Meine Deutschen Doggen

Schon als Kind war ich von der Erscheinung der Deutschen Dogge überwältigt, schnell den Wunsch entwickelnd irgendwann einmal selber eine Deutsche Dogge als Gefährten an meiner Seite zu haben.

Dieser Wunsch erfüllte sich im Febrauar 1998 als ein 9 Wochen alter schwarzer Doggenrüde bei mir einzog, mit ihm bin ich dieser Rasse dann endgültig verfallen. Kalle, so nannte ich ihn damals, sein vollständiger Name war „Vito van het Dennenbos“, war ein traumhafter Doggenbube. Er war fast 9 Jahre an meiner Seite, wuchs gemeinsam mit meiner Tochter auf. Über die beiden gibt es phantastische Geschichten zu erzählen, gemeinsam machten sie den Benrather Schloßpark unsicher. Ich hatte das große Glück, dass Kalle zeitlebens von schlimmen Erkrankungen verschont blieb. Im Oktober 2007 musste ich ihn nach kurzer Krankheit „gehen lassen“.

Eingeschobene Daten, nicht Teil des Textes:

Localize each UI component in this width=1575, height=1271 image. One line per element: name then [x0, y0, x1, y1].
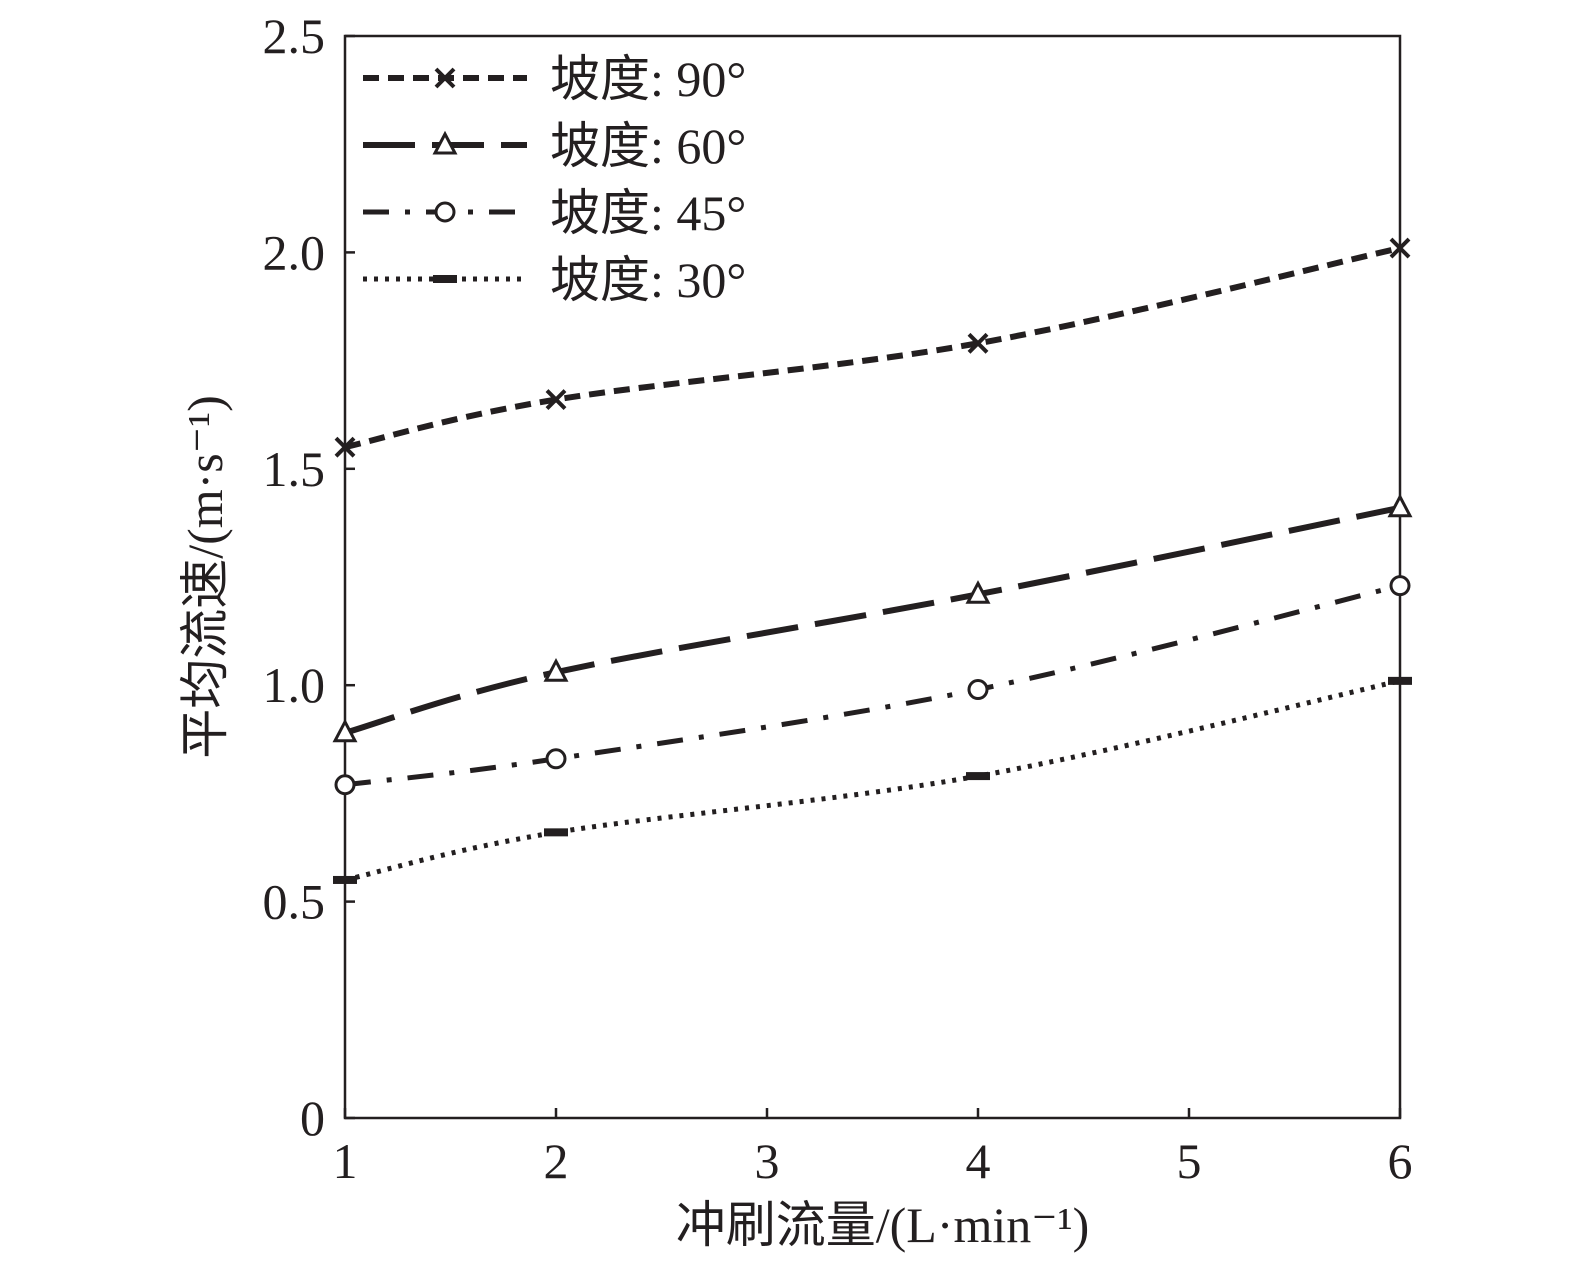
series-line	[344, 678, 1401, 883]
x-tick-label: 1	[333, 1133, 358, 1189]
series-3	[333, 676, 1412, 884]
data-point	[334, 774, 356, 796]
data-point	[965, 580, 991, 604]
legend-item: 坡度: 45°	[363, 185, 746, 241]
series-1	[332, 493, 1413, 743]
data-point	[334, 436, 356, 458]
x-tick-label: 6	[1388, 1133, 1413, 1189]
data-point	[545, 748, 567, 770]
legend-swatch-marker	[432, 130, 458, 155]
data-point	[545, 389, 567, 410]
y-tick-label: 2.5	[263, 8, 326, 64]
data-point	[332, 718, 358, 743]
y-tick-label: 2.0	[263, 224, 326, 280]
data-point	[1389, 237, 1411, 259]
plot-frame	[343, 34, 1402, 1120]
legend-label: 坡度: 90°	[550, 51, 746, 107]
y-tick-label: 0.5	[263, 874, 326, 930]
y-axis: 0 0.5 1.0 1.5 2.0 2.5	[263, 8, 355, 1146]
series-line	[344, 245, 1401, 451]
x-tick-label: 3	[755, 1133, 780, 1189]
legend: 坡度: 90° 坡度: 60° 坡度: 45° 坡度: 30°	[363, 51, 746, 308]
legend-item: 坡度: 60°	[363, 118, 746, 174]
data-point	[544, 828, 568, 837]
legend-swatch-marker	[434, 201, 456, 223]
data-point	[967, 332, 989, 354]
data-point	[967, 679, 989, 701]
series-0	[334, 237, 1411, 458]
series-line	[344, 504, 1401, 736]
x-axis: 1 2 3 4 5 6	[333, 1108, 1413, 1189]
x-tick-label: 2	[544, 1133, 569, 1189]
legend-item: 坡度: 90°	[363, 51, 746, 107]
data-point	[333, 875, 357, 884]
series-layer	[332, 237, 1413, 884]
x-axis-title: 冲刷流量/(L·min⁻¹)	[676, 1197, 1090, 1253]
data-point	[543, 657, 569, 682]
series-line	[344, 583, 1401, 788]
legend-label: 坡度: 30°	[550, 252, 746, 308]
plot-border	[343, 34, 1402, 1120]
legend-swatch-marker	[433, 275, 457, 283]
series-2	[334, 575, 1411, 796]
legend-swatch-marker	[434, 67, 456, 89]
data-point	[1388, 676, 1412, 685]
y-tick-label: 1.5	[263, 441, 326, 497]
y-tick-label: 1.0	[263, 657, 326, 713]
legend-item: 坡度: 30°	[363, 252, 746, 308]
y-axis-title: 平均流速/(m·s⁻¹)	[177, 395, 233, 759]
data-point	[1387, 493, 1413, 518]
legend-label: 坡度: 60°	[550, 118, 746, 174]
data-point	[966, 772, 990, 781]
x-tick-label: 4	[966, 1133, 991, 1189]
x-tick-label: 5	[1177, 1133, 1202, 1189]
y-tick-label: 0	[300, 1090, 325, 1146]
legend-label: 坡度: 45°	[550, 185, 746, 241]
data-point	[1389, 575, 1411, 597]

Erst im Jahr 2008 war ich bereit wieder einem Doggenwelpen ein Zuhause zu schenken. Lennox, „Brian vom Hause Exner“, ein gestromter Rüde, zog im September 2008 bei uns ein. Lennox war ein Geschenk! Er war ein „Bilderbuchwelpe“ durch und durch, eroberte mit seinem traumhaftem Wesen mein Herz im Sturm. Wir nannten ihn liebevoll Bübchen, und so nannte ich ihn auch noch als er schon längst erwachsen war. Auch mit Lennox hatte ich erneut das große Glück, dass er von Krankheiten verschont blieb. Auch er durfte fast neun Jahre an meiner Seite sein, ich an seiner, wir waren ein „unschlagbares Duo“. Nach kurzer, aber furchtbarer Krankheit, musste ich auch ihn im Februar 2017 „gehen lassen“.

Inspiriert durch das Zusammenleben mit meinen beiden Doggen, Zoe & Connor, möchte ich demnächst ein kleines Projekt starten. Eingebunden in diese Idee, sollen Photographien dieser edlen Hunderasse im Focus stehen.